Il ne règle toutefois pas la vulnérabilité des lignes secondaires installées sur des poteaux, ni celle des équipements actifs qui dépendent du courant. Une box s’arrête immédiatement en cas de coupure électrique. Une antenne mobile dispose généralement d’une autonomie limitée. Quand plusieurs réseaux tombent simultanément, les habitants comme les services de secours peuvent perdre un outil essentiel au moment où ils en ont le plus besoin.

L’Arcep place désormais cette question au cœur de ses travaux prospectifs. Sa note consacrée à la résilience des réseaux télécoms face aux événements extrêmes présente les menaces identifiées et les pistes envisagées pour assurer la continuité ou accélérer le retour du service.

Un chantier estimé entre 40 et 200 millions d’euros

La Gironde avait engagé dès 2023 un schéma local de résilience pour son réseau rural. Parmi les solutions étudiées figurent l’enfouissement de nouvelles portions de fibre, le déplacement d’armoires situées dans des secteurs exposés et l’élagage régulier autour des lignes aériennes. Le coût de cette adaptation est aujourd’hui évalué entre 40 et 200 millions d’euros sur dix à vingt ans.

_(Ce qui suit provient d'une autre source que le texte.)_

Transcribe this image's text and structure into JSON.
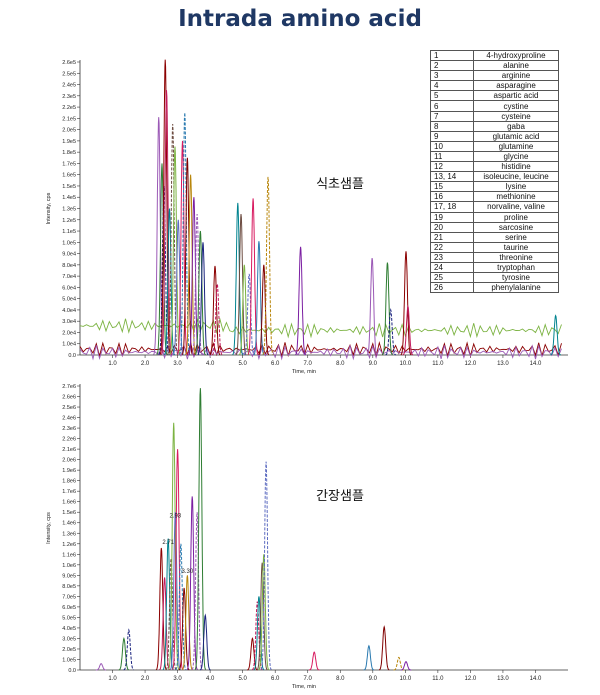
{
  "title": "Intrada amino acid",
  "legend": [
    {
      "num": "1",
      "name": "4-hydroxyproline"
    },
    {
      "num": "2",
      "name": "alanine"
    },
    {
      "num": "3",
      "name": "arginine"
    },
    {
      "num": "4",
      "name": "asparagine"
    },
    {
      "num": "5",
      "name": "aspartic acid"
    },
    {
      "num": "6",
      "name": "cystine"
    },
    {
      "num": "7",
      "name": "cysteine"
    },
    {
      "num": "8",
      "name": "gaba"
    },
    {
      "num": "9",
      "name": "glutamic acid"
    },
    {
      "num": "10",
      "name": "glutamine"
    },
    {
      "num": "11",
      "name": "glycine"
    },
    {
      "num": "12",
      "name": "histidine"
    },
    {
      "num": "13, 14",
      "name": "isoleucine, leucine"
    },
    {
      "num": "15",
      "name": "lysine"
    },
    {
      "num": "16",
      "name": "methionine"
    },
    {
      "num": "17, 18",
      "name": "norvaline, valine"
    },
    {
      "num": "19",
      "name": "proline"
    },
    {
      "num": "20",
      "name": "sarcosine"
    },
    {
      "num": "21",
      "name": "serine"
    },
    {
      "num": "22",
      "name": "taurine"
    },
    {
      "num": "23",
      "name": "threonine"
    },
    {
      "num": "24",
      "name": "tryptophan"
    },
    {
      "num": "25",
      "name": "tyrosine"
    },
    {
      "num": "26",
      "name": "phenylalanine"
    }
  ],
  "palette": [
    "#9b59b6",
    "#2e7d32",
    "#1a237e",
    "#8b0000",
    "#c2185b",
    "#00838f",
    "#6d4c41",
    "#7cb342",
    "#5c6bc0",
    "#d81b60",
    "#2a7ab0",
    "#800000",
    "#b8860b",
    "#7b1fa2"
  ],
  "chart_data": [
    {
      "type": "line",
      "annotation": "식초샘플",
      "xlabel": "Time, min",
      "ylabel": "Intensity, cps",
      "xlim": [
        0,
        15
      ],
      "ylim": [
        0,
        260000.0
      ],
      "xticks": [
        "1.0",
        "2.0",
        "3.0",
        "4.0",
        "5.0",
        "6.0",
        "7.0",
        "8.0",
        "9.0",
        "10.0",
        "11.0",
        "12.0",
        "13.0",
        "14.0"
      ],
      "yticks": [
        "0.0",
        "1.0e4",
        "2.0e4",
        "3.0e4",
        "4.0e4",
        "5.0e4",
        "6.0e4",
        "7.0e4",
        "8.0e4",
        "9.0e4",
        "1.0e5",
        "1.1e5",
        "1.2e5",
        "1.3e5",
        "1.4e5",
        "1.5e5",
        "1.6e5",
        "1.7e5",
        "1.8e5",
        "1.9e5",
        "2.0e5",
        "2.1e5",
        "2.2e5",
        "2.3e5",
        "2.4e5",
        "2.5e5",
        "2.6e5"
      ],
      "baselines": [
        {
          "color": "#7cb342",
          "level": 26000,
          "from": 0,
          "to": 14.8,
          "descend_to": 22000
        },
        {
          "color": "#8b0000",
          "level": 5000,
          "from": 0,
          "to": 14.8
        },
        {
          "color": "#9b59b6",
          "level": 2500,
          "from": 0,
          "to": 14.8
        }
      ],
      "peaks": [
        {
          "x": 2.42,
          "h": 211000
        },
        {
          "x": 2.52,
          "h": 170000
        },
        {
          "x": 2.58,
          "h": 150000
        },
        {
          "x": 2.62,
          "h": 262000
        },
        {
          "x": 2.66,
          "h": 235000
        },
        {
          "x": 2.75,
          "h": 130000
        },
        {
          "x": 2.85,
          "h": 205000
        },
        {
          "x": 2.92,
          "h": 185000
        },
        {
          "x": 3.02,
          "h": 120000
        },
        {
          "x": 3.15,
          "h": 190000
        },
        {
          "x": 3.22,
          "h": 215000
        },
        {
          "x": 3.3,
          "h": 175000
        },
        {
          "x": 3.4,
          "h": 160000
        },
        {
          "x": 3.5,
          "h": 140000
        },
        {
          "x": 3.6,
          "h": 125000
        },
        {
          "x": 3.7,
          "h": 110000
        },
        {
          "x": 3.78,
          "h": 100000
        },
        {
          "x": 4.15,
          "h": 79000
        },
        {
          "x": 4.22,
          "h": 63000
        },
        {
          "x": 4.85,
          "h": 135000
        },
        {
          "x": 4.95,
          "h": 125000
        },
        {
          "x": 5.05,
          "h": 80000
        },
        {
          "x": 5.2,
          "h": 72000
        },
        {
          "x": 5.32,
          "h": 139000
        },
        {
          "x": 5.5,
          "h": 101000
        },
        {
          "x": 5.65,
          "h": 80000
        },
        {
          "x": 5.78,
          "h": 158000
        },
        {
          "x": 6.78,
          "h": 96000
        },
        {
          "x": 8.98,
          "h": 86000
        },
        {
          "x": 9.45,
          "h": 82000
        },
        {
          "x": 9.55,
          "h": 40000
        },
        {
          "x": 10.02,
          "h": 92000
        },
        {
          "x": 10.08,
          "h": 43000
        },
        {
          "x": 14.62,
          "h": 35000
        }
      ]
    },
    {
      "type": "line",
      "annotation": "간장샘플",
      "xlabel": "Time, min",
      "ylabel": "Intensity, cps",
      "xlim": [
        0,
        15
      ],
      "ylim": [
        0,
        2700000.0
      ],
      "xticks": [
        "1.0",
        "2.0",
        "3.0",
        "4.0",
        "5.0",
        "6.0",
        "7.0",
        "8.0",
        "9.0",
        "10.0",
        "11.0",
        "12.0",
        "13.0",
        "14.0"
      ],
      "yticks": [
        "0.0",
        "1.0e5",
        "2.0e5",
        "3.0e5",
        "4.0e5",
        "5.0e5",
        "6.0e5",
        "7.0e5",
        "8.0e5",
        "9.0e5",
        "1.0e6",
        "1.1e6",
        "1.2e6",
        "1.3e6",
        "1.4e6",
        "1.5e6",
        "1.6e6",
        "1.7e6",
        "1.8e6",
        "1.9e6",
        "2.0e6",
        "2.1e6",
        "2.2e6",
        "2.3e6",
        "2.4e6",
        "2.5e6",
        "2.6e6",
        "2.7e6"
      ],
      "baselines": [],
      "peak_labels": [
        {
          "x": 2.71,
          "y": 1200000.0,
          "text": "2.71"
        },
        {
          "x": 2.93,
          "y": 1450000.0,
          "text": "2.93"
        },
        {
          "x": 3.3,
          "y": 920000.0,
          "text": "3.30"
        }
      ],
      "peaks": [
        {
          "x": 0.65,
          "h": 60000
        },
        {
          "x": 1.35,
          "h": 300000
        },
        {
          "x": 1.5,
          "h": 380000
        },
        {
          "x": 2.5,
          "h": 1160000
        },
        {
          "x": 2.6,
          "h": 880000
        },
        {
          "x": 2.71,
          "h": 1250000
        },
        {
          "x": 2.8,
          "h": 1060000
        },
        {
          "x": 2.88,
          "h": 2350000
        },
        {
          "x": 2.93,
          "h": 1500000
        },
        {
          "x": 3.0,
          "h": 2100000
        },
        {
          "x": 3.1,
          "h": 1200000
        },
        {
          "x": 3.2,
          "h": 780000
        },
        {
          "x": 3.3,
          "h": 900000
        },
        {
          "x": 3.45,
          "h": 1650000
        },
        {
          "x": 3.6,
          "h": 1500000
        },
        {
          "x": 3.7,
          "h": 2680000
        },
        {
          "x": 3.85,
          "h": 520000
        },
        {
          "x": 5.3,
          "h": 300000
        },
        {
          "x": 5.45,
          "h": 650000
        },
        {
          "x": 5.5,
          "h": 700000
        },
        {
          "x": 5.6,
          "h": 1020000
        },
        {
          "x": 5.65,
          "h": 1100000
        },
        {
          "x": 5.72,
          "h": 1980000
        },
        {
          "x": 7.2,
          "h": 170000
        },
        {
          "x": 8.88,
          "h": 230000
        },
        {
          "x": 9.35,
          "h": 410000
        },
        {
          "x": 9.8,
          "h": 120000
        },
        {
          "x": 10.02,
          "h": 80000
        }
      ]
    }
  ]
}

Reste à déterminer qui financera ces travaux : collectivités propriétaires des infrastructures, gestionnaires des réseaux, opérateurs commerciaux ou État. Les divergences sont importantes, alors même que les tempêtes, les inondations et les incendies rendent l’investissement plus urgent. À l’échelle nationale, l’enfouissement de 115 000 kilomètres de fibre dans les zones à risque représenterait près de 10 milliards d’euros.

L’enfouissement des câbles, le déplacement des équipements exposés et l’entretien des abords figurent parmi les principales pistes de sécurisation. – Crédit : Pexels

Que faire lorsqu’une panne persiste ?

Les abonnés concernés doivent d’abord déclarer l’interruption auprès de leur opérateur et demander quelles solutions temporaires peuvent être fournies. Il est utile de conserver les numéros de dossier, les dates des échanges et les éventuelles périodes sans service. Si la difficulté perdure, la plateforme publique J’alerte l’Arcep permet de signaler précisément un problème d’accès à Internet ou de couverture mobile et délivre des recommandations adaptées à la situation décrite.

Le mégafeu girondin rappelle enfin qu’une connexion n’est plus un simple confort. Elle soutient les secours, l’activité économique, les démarches administratives et l’information des habitants. Reconstruire le réseau ne suffira donc pas : il faudra aussi préparer le prochain choc climatique, en arbitrant rapidement les investissements indispensables.